Critique de TRIEB (BOULOGNE-BILLANCOURT, Inscrit le 18 avril 2012, 73 ans) - 4 septembre 2024

Le Feu a été écrit en 1916, lorsque Henri Barbusse, engagé comme soldat d’escouade , puis comme brancardier, a été évacué dans les hôpitaux. Publié en novembre 1916, il remporte le prix Goncourt, en pleine guerre. Il est perçu par ses contemporains comme un chef-d’œuvre de la littérature de guerre. A la lecture de ce récit, le lecteur acquiert d’emblée l’impression que c’est une véritable radiographie de la guerre que nous délivre Henri Barbusse. Qui sont ces poilus, d’où viennent-ils, de quels milieux, de quelle tranche d’âge ? Nous sommes fixés dès le début : « Nos âges ? Nous avons tous les âges. Il y a, côte à côte, trois générations qui sont là, à vivre, à attendre, à s’immobiliser, comme des statues informes, comme des bornes. » Ce sont plutôt les classes populaires qui sont mobilisées, prêtes à être sacrifiées sur le front : « Un peu de tout dans le tas (…) Avant de venir enfouir sa destinée dans des taupinières, qu’étions-nous ? Laboureurs et ouvriers pour la plupart. » « Pas de profession libérale pour ceux qui m’entourent. »
C’est l’horreur, la cruauté, la peur qui sont bien sûr les éléments majoritaires de cette évocation.

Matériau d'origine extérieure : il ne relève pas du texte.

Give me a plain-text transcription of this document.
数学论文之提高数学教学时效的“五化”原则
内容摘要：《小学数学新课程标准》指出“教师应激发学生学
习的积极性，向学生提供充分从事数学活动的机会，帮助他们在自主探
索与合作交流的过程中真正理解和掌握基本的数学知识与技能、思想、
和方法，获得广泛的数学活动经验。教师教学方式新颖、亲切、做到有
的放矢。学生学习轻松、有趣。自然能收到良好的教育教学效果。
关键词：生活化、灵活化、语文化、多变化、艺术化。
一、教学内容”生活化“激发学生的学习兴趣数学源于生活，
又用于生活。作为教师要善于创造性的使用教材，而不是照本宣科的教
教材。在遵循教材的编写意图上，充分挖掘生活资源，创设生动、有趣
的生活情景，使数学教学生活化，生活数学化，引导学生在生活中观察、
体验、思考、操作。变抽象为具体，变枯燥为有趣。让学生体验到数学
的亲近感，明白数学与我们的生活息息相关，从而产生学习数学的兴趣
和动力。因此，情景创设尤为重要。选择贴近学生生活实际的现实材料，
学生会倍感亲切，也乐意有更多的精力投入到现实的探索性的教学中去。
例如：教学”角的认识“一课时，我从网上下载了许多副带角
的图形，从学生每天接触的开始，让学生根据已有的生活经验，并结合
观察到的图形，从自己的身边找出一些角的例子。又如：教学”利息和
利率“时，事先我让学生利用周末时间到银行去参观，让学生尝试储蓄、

Mais Henri Barbusse soulève aussi des questions essentielles : comment la guerre transforme-t-elle les combattants ? Est-elle fatale ou évitable ? Peut-on la surmonter ? On sait que les survivants de ce conflit qui s’étaient convertis au pacifisme des années vingt l’ont surnommée « la der des der », espérant, hélas à tort, qu’elle serait la dernière dans l’histoire du continent européen.
Les combattants décrits par Henri Barbusse restent des hommes envers et contre tout : « Ce ne sont pas des soldats : ce sont des hommes. Ce ne sont pas des aventuriers, des guerriers, faits pour la boucherie humaine -bouchers ou bétail. Ce sont des laboureurs et des ouvriers qu’on reconnaît dans leurs uniformes ; Ce sont des civils déracinés. »
Le grand mérite du récit d’Henri Barbusse est de restituer l’horreur du conflit, de rappeler ce degré de barbarie que peut atteindre l’humanité en guerre ; il est aussi de faire entrevoir au lecteur qu’un autre monde est possible : « L’œuvre de l’avenir sera d’effacer ce présent-ci, et de l’effacer plus encore qu’on ne pense, de l’effacer comme quelque chose d’abominable et de honteux. Et pourtant, ce présent, il le fallait ! IL le fallait ! »
On pense évidemment au roman d’Erich Maria Remarque À l’ouest, rien de nouveau, écrit du côté allemand à propos de ceux de 14-18 et aussi à Orages d’acier d’Ernst Jünger, à titre de comparaison. L’ouvrage a fait date dans l’histoire de la littérature de guerre et dans celle du courant pacifiste, ce n’est pas la moindre de ses qualités multiples.

La vie des poilus

7 étoiles

Critique de Kabuto (Craponne, Inscrit le 10 août 2010, 64 ans) - 5 février 2023

Une plongée dans l’enfer des tranchées de la Grande guerre. Henri Barbusse a vécu l’horreur de voir ses compagnons fauchés par les obus, la faim, le froid et les conditions inhumaines que l’on a fait subir aux soldats. Un poignant témoignage de la folie des hommes raconté à hauteur de poilus.

Une lecture éprouvante

7 étoiles

Critique de Fanou03 (*, Inscrit le 13 mars 2011, 49 ans) - 31 juillet 2018

Lecture éprouvante que ce Feu : Henri Barbusse nous y décrit avec une précision clinique, un lyrisme austère, la grande boucherie des tranchées, les corps découpés, les chairs tuméfiées, les âmes brisées des soldats face à l’enfer de la mitraille et à la mort qui peut frapper à tout moment d’une balle ennemie. Dans un style remarquable. Henri Barbusse y distille son engagement politique pour le pacifisme, sa haine de la guerre et son humanisme.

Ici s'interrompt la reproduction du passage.